The Hunter, by Theresa Meyers, is a steampunk western romance...with demons. And if that sounds awesome, it's because it is.
Colt Jackson, the youngest of the three Jackson brothers, is a Hunter. A hunter of the supernatural, actually, and by all accounts, a damned good one too. It runs in the family.
That's the kind of thing that makes having to strike a deal with a demon (one he's sure will end up with him losing his soul) a little awkward. But if that means saving the world from all hell breaking loose, well...

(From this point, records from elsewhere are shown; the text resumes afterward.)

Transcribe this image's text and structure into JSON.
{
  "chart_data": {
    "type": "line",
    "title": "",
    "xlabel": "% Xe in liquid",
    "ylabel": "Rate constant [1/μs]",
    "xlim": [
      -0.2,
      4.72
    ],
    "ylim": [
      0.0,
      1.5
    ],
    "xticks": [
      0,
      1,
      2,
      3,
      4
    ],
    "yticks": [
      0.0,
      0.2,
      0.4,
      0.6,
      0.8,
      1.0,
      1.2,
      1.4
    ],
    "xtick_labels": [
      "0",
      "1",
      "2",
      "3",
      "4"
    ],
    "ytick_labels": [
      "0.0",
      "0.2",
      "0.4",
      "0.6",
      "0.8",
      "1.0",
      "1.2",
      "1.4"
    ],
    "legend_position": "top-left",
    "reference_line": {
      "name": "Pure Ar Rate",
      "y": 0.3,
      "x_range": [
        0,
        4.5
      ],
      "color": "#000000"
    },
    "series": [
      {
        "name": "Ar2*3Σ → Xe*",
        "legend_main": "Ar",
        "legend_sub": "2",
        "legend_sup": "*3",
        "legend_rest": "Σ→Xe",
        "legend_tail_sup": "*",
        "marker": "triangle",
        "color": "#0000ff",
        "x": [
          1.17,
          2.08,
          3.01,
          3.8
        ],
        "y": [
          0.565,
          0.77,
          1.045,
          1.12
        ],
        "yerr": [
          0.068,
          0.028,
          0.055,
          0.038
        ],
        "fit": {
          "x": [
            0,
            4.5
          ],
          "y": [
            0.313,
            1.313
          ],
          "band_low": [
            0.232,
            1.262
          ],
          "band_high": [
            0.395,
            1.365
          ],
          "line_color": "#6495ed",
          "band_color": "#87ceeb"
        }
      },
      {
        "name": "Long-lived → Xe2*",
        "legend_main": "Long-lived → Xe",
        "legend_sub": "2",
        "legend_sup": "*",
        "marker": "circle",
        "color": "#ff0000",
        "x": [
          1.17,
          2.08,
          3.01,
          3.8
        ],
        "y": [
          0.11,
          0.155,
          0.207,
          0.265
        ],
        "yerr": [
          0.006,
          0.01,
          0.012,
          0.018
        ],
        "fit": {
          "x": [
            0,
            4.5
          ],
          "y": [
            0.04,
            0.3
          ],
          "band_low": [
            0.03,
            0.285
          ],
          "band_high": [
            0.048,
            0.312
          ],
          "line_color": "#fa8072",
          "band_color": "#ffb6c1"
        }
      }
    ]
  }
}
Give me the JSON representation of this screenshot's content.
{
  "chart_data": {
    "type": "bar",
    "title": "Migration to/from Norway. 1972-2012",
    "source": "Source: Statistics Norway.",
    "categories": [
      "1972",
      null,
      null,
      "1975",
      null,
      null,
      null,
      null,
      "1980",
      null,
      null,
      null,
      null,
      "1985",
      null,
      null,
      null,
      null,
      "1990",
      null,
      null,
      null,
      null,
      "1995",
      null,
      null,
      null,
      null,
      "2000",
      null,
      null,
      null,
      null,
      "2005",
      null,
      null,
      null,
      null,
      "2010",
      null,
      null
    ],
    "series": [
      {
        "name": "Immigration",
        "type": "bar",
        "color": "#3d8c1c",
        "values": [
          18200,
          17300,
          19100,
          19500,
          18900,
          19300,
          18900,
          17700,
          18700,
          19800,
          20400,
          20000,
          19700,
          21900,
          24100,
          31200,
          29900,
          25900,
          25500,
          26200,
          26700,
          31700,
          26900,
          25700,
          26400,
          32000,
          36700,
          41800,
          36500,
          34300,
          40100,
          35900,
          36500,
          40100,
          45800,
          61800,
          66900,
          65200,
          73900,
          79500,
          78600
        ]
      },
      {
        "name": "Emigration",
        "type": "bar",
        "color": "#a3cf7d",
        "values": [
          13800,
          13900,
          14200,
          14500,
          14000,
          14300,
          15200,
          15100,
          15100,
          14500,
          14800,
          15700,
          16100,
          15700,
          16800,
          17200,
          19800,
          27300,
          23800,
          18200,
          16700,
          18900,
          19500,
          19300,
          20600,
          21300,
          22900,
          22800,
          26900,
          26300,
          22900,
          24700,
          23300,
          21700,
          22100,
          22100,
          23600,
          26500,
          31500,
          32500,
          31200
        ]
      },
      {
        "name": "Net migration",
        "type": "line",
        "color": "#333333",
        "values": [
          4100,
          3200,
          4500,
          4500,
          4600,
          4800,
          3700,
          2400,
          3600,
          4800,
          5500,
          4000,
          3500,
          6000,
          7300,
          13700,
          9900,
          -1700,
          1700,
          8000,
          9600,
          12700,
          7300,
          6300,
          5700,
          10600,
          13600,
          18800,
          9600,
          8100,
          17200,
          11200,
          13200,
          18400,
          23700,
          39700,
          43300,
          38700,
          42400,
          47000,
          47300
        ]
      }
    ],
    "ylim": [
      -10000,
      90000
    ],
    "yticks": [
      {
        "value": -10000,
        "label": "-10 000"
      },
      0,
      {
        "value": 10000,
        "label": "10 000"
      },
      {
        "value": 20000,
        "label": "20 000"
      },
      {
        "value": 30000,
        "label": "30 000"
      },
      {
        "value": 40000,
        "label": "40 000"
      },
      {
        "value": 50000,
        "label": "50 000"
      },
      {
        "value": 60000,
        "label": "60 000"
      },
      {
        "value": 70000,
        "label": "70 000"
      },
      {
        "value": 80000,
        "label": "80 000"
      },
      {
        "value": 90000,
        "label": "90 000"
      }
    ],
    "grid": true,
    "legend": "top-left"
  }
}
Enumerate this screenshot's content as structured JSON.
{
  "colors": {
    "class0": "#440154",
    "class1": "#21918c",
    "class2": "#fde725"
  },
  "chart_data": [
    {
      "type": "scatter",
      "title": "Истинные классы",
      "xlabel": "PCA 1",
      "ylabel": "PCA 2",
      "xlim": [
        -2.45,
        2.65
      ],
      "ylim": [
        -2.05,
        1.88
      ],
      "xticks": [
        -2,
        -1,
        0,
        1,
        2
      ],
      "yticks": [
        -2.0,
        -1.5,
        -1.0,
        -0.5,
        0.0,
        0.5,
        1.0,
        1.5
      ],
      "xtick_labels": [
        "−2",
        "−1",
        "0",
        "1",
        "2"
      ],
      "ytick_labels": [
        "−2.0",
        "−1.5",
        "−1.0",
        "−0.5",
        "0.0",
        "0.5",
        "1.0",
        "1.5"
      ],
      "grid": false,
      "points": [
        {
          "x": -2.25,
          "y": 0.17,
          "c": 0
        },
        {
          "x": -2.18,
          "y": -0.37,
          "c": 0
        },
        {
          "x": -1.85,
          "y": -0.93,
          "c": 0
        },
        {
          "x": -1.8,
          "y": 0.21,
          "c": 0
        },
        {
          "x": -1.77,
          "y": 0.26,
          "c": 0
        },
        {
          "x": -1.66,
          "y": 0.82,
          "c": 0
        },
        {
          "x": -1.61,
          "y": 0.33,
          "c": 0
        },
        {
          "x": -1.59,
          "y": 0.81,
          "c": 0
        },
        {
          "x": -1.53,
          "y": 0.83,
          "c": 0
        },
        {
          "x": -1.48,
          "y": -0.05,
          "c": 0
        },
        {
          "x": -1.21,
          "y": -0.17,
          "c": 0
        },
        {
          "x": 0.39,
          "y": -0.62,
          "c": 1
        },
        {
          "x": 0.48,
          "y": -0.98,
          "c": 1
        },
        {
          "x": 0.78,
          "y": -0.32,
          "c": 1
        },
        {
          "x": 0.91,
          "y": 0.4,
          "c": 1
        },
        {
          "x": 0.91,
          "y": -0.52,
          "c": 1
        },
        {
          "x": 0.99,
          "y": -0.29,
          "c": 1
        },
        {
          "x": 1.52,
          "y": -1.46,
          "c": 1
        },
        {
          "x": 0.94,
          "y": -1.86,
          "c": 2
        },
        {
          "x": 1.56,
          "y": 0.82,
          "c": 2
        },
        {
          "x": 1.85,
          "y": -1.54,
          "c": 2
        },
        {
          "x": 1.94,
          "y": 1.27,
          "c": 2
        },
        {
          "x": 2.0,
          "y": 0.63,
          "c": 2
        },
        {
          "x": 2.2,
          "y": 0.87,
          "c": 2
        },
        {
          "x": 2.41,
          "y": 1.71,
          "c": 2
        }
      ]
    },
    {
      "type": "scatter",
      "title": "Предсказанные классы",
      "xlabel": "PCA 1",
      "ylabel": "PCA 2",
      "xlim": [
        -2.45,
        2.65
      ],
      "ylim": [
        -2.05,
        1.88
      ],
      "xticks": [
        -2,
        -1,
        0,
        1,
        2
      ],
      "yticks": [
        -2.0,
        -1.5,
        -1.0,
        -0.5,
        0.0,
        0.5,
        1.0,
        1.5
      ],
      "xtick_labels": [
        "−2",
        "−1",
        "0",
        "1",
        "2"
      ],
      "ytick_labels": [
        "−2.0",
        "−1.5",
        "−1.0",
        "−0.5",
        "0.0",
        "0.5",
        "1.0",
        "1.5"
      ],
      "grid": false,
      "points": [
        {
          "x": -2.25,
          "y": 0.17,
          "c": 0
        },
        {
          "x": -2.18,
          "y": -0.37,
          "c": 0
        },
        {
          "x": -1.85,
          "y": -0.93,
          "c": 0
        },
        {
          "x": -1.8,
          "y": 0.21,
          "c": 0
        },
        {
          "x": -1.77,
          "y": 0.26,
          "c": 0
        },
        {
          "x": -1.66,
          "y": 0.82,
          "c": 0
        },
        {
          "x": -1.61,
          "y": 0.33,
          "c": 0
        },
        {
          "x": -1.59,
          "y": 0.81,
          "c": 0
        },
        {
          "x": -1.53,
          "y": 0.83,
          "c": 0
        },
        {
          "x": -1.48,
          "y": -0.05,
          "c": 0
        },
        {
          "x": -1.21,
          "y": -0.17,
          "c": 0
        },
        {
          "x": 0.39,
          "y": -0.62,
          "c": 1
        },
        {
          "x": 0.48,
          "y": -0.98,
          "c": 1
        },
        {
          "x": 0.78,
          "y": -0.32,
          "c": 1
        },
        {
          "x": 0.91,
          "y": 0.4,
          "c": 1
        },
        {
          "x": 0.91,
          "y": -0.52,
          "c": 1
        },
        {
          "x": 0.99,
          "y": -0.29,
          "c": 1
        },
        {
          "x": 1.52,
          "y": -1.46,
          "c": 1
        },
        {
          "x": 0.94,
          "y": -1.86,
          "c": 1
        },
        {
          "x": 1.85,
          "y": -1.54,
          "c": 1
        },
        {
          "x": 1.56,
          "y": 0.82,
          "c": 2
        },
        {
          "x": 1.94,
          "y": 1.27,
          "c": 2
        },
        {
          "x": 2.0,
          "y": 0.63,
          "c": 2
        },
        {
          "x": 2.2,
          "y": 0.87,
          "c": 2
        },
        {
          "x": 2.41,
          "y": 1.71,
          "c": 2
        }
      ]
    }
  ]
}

So, Colt summons up a succubus, Lilly, and the two of them head off to find his father's portion of the Book of Legend, so that he can seal off the Gates of Nyx. Naturally, nothing goes quite as planned, and Colt and Lilly find themselves thrown into a high pressure, high stakes situation, which leads to fast chemistry and a forged bond.
I liked this book. Lilly and Colt make a good couple and a good team. At times I wished there had been more action, but the two of them made for an enjoyable read the entire time. And it was refreshing to see characters who managed to toe the line between letting go of all of their long-held beliefs at first sight, and clinging to them past the point of reason. A lot of authors use that as a crutch for conflict, but Meyers avoids that pitfall, and I thank her.
Normally I don't like when romance novels add science fiction or fantasy elements, because the writer is often not as adept at handling those parts of the story, and the whole thing feels like it's taking place in front of flimsy backdrops. Meyers, however, does a very good job of blending the genres so they all feel like they fit into the tale. The Hunter would be a different story without the supernatural aspect of it. The western setting and the demons worked especially well together.
However, I would have liked to have seen more steampunk. Not necessarily in terms of more gadgets and whatnot, but more in terms of the feeling. It's the kind of thing I hesitate to bring up, because I can't quantify it. But it didn't feel like a steampunk story to me.
Then again, the book is primarily a romance novel, and it reads like that. Lots of sexual tension, innuendo, and descriptions of girls in dresses. I did enjoy the kind of clever explanation of why Colt, who is definitely not the kind of guy you'd expect to take such detailed notice of a lady's outfit, was paying so much attention to Lilly's costume changes. He's obsverant? It's cute, and I'll buy it.
If you like romance novels, and you're wanting to blend the genres a bit, then I would definitely suggest this book. If you're more of a fantasy/science fiction fan looking for something with more romance, this book might make you restless. "Why haven't they been attacked by bandits, or bit by a snake or something? They haven't been in trouble for like ten chapters!"
I'll admit to being completely predisposed to liking the book. Steampunk western? Why, that's my favourite kind! One of the main characters is a succubus? I've been so into them ever since getting into Lost Girl. Gritty characters in a gritty world? I can feel the sand and dust already!
If those are things you love, then perhaps you too will enjoy the book.
That being said, I knew before I started the story that it people were going to draw similarities between it and Supernatural. A family of demon-hunting men, one of them named Winchester, whose mother had been killed by a demon? I haven't even seen Supernatural and I know that much is pretty similar.
But, having not seen Supernatural, I can't say how much it resembles the show or not, and I'm not entirely inclined to take a fan's word on it (there are Supernatural fans who believe the series invented salt). So I offer no comment there, except to say that there was nothing so out of the blue in this book that I thought, "She must have taken it from somewhere else!" If you're not familiar with the show, you won't feel lost in the book, in other words.